The situation at Tesla is getting more disturbing.

You know there is mild internal chaos inside a struggling company when (1) a spokesman responds to your email about a story on Saturday night within 30 minutes of the email but doesn't address your lone question and poses questions of his own about your rather straightforward story; (2) you promptly reply with a follow-up to confirm the basis of your original question but don't receive any response. Welcome to my Saturday night with Tesla (TSLA - Get Report) .

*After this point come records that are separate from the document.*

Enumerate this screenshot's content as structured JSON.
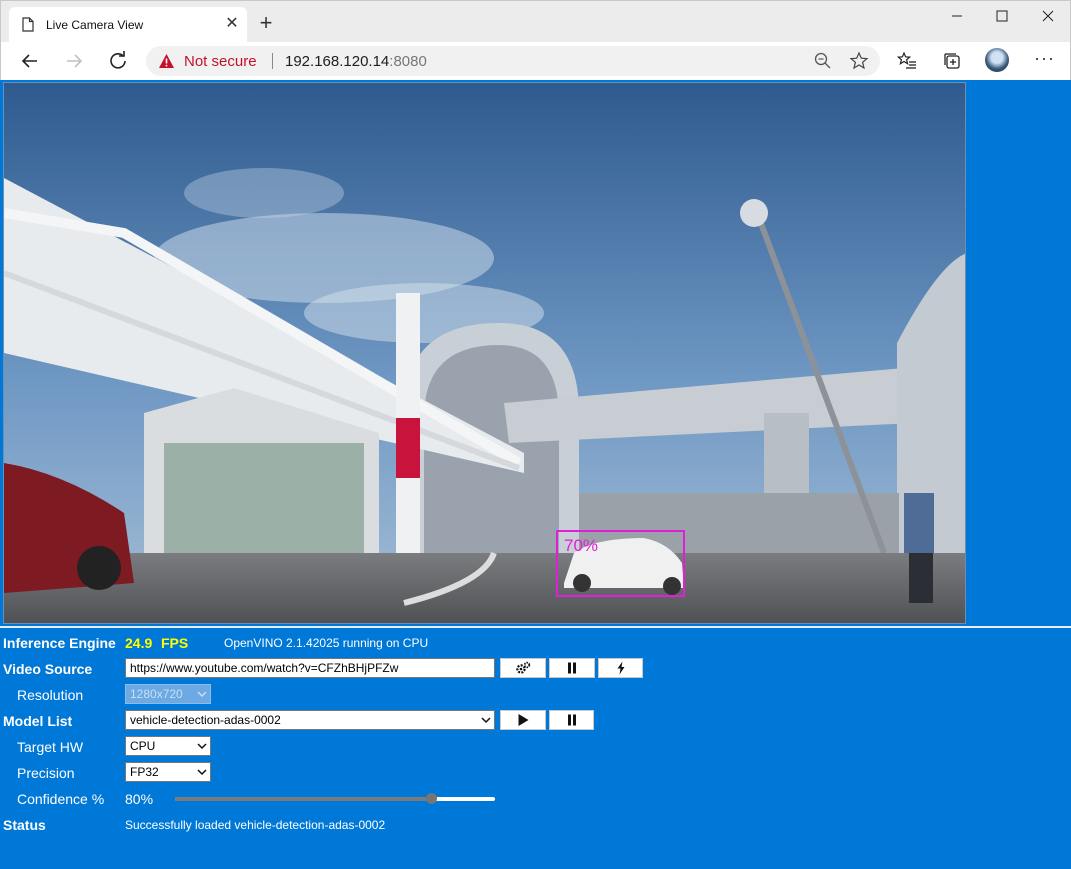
{
  "browser": {
    "tab_title": "Live Camera View",
    "security_label": "Not secure",
    "url_host": "192.168.120.14",
    "url_port": ":8080"
  },
  "detection": {
    "label": "70%",
    "color": "#e020d8"
  },
  "inference": {
    "label": "Inference Engine",
    "fps_value": "24.9",
    "fps_unit": "FPS",
    "engine_info": "OpenVINO 2.1.42025 running on CPU"
  },
  "video_source": {
    "label": "Video Source",
    "url_value": "https://www.youtube.com/watch?v=CFZhBHjPFZw",
    "buttons": [
      "settings-icon",
      "pause-icon",
      "flash-icon"
    ]
  },
  "resolution": {
    "label": "Resolution",
    "selected": "1280x720"
  },
  "model_list": {
    "label": "Model List",
    "selected": "vehicle-detection-adas-0002",
    "buttons": [
      "play-icon",
      "pause-icon"
    ]
  },
  "target_hw": {
    "label": "Target HW",
    "selected": "CPU"
  },
  "precision": {
    "label": "Precision",
    "selected": "FP32"
  },
  "confidence": {
    "label": "Confidence %",
    "value_text": "80%",
    "value": 0.8
  },
  "status": {
    "label": "Status",
    "text": "Successfully loaded vehicle-detection-adas-0002"
  },
  "colors": {
    "page_bg": "#0078d7",
    "fps": "#ffff00",
    "not_secure": "#c4112b"
  }
}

The exchange came regarding news that Matthew Schwall, who had been the director of field performance engineering at Tesla, left the company to join rival Waymo, according to The Wall Street Journal. Schwall still hasn't changed his LinkedIn profile, and I still haven't received an email back from Tesla. Not too sure where the mental disconnect is here, it's either (A) Schwall didn't leave Tesla and continues to help make electric cars; (B) Schwall did leave Tesla to work at a rival. It's simple stuff, really.

Nevertheless, Schwall's departure comes hot on the heels of Tesla's senior vice president of engineering, Doug Field, deciding to step away from the company to spend more time with his family. To this departure, the Tesla spokesman said: "Doug is just taking some time off to recharge and spend time with his family. He has not left Tesla." Hey, working for Elon Musk is grueling. With Tesla trying to ramp production of its Model 3 in the hopes of reaching profitability later this year, the exits of top engineers should be a concern for investors. That investor base also includes the big-thinking Musk, who recently invested a fresh $10 million in the company via stock purchases.

Keep in mind, Tesla only has three executives on its management team. The last thing Tesla needs is a talent exodus. In the last 16 months, Tesla has lost at least 23 top executives per data from Tesla short-seller Mark Spiegel.